Поэтому я сердито ответила:
— Но если ты понимаешь что-то, то почему ты ничего в связи с этим не делаешь?
Опять последовала маленькая сдержанная улыбочка. И Мэрироуз сказала:
— Никто никогда не будет любить меня так, как любил меня брат. Он любил меня по-настоящему. Джордж станет заниматься со мной любовью. А это ведь не одно и то же, правда? А что такого в том, что я, вместо того чтобы просто заняться с кем-нибудь сексом, говорю: «Все самое лучшее у меня уже было, и это никогда не повторится». Что в этом такого?
— Когда ты говоришь «что в этом такого», вот так, как сейчас, я никогда не знаю, как тебе ответить, хотя я и понимаю, что как раз что-то такое в этом есть.
— И что же именно? — В ее голосе прозвучало искреннее любопытство, и я сказала, даже еще более сердито:
— Ты просто не пытаешься, не пытаешься.

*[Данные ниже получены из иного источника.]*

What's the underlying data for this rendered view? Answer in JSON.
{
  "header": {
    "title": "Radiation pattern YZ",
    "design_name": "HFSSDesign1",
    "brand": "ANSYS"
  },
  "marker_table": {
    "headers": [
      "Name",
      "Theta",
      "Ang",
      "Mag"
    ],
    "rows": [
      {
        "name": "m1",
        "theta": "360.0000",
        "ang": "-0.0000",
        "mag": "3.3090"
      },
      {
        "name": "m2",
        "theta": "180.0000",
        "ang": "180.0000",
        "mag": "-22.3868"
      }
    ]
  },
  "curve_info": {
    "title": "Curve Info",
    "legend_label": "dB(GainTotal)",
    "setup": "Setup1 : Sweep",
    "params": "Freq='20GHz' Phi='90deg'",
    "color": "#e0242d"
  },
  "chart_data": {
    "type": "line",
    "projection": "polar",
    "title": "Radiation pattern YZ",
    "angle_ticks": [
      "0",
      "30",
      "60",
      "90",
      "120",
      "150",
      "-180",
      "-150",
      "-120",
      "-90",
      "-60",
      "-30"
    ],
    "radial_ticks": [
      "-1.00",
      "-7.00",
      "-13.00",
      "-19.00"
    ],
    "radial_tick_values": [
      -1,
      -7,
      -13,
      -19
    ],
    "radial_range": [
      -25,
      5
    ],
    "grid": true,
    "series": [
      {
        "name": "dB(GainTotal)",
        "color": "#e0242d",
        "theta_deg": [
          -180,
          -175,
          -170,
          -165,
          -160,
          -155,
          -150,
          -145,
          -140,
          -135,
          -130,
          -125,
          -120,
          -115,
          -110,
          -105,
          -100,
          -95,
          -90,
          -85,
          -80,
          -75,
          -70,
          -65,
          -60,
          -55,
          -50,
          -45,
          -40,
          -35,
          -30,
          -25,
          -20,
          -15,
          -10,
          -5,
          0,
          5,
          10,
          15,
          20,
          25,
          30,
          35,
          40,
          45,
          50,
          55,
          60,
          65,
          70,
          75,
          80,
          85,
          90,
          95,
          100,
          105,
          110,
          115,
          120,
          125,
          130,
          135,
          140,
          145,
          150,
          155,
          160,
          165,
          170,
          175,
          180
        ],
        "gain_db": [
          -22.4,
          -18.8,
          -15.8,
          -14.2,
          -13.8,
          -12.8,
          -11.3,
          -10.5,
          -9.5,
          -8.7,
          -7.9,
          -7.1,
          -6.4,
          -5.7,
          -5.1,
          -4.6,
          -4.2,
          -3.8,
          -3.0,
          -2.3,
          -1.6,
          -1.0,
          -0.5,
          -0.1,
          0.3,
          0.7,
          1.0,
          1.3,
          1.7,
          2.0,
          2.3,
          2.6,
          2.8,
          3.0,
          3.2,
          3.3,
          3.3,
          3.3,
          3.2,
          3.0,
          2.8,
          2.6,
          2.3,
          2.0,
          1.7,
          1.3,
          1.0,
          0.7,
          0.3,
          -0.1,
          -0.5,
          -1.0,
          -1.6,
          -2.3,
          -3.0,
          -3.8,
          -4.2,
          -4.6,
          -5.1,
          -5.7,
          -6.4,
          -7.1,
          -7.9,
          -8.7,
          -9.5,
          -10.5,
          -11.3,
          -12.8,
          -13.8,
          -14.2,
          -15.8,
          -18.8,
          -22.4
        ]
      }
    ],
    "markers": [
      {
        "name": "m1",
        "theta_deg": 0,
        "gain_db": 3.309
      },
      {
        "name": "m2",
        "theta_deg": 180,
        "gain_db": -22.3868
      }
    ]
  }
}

Ты просто сдаешься.
— Тебе-то легко рассуждать. — Мэрироуз опять намекала на Вилли, и теперь мне уже было нечего ей ответить. Теперь настала моя очередь захотеть поплакать, и она это заметила, и она сказала с превосходством человека, знающего недосягаемые для меня вершины страдания:
— Не плачь, Анна, в этом никогда нет проку. Что ж, пойду умоюсь к обеду.
И она ушла. Все молодые люди теперь столпились вокруг рояля и пели, и поэтому я тоже покинула зал и направилась туда, где я в последний раз видела прислонившегося к стене Джорджа. Мне пришлось продираться сквозь кусты и крапиву, потому что Джордж перешел дальше, за угол, и там он стоял, всматриваясь сквозь небольшую рощицу деревьев пау-пау в сторону маленького домика, в котором жили повар, его жена и дети. Пара ребятишек с коричневым цветом кожи возились в пыли вместе с цыплятами.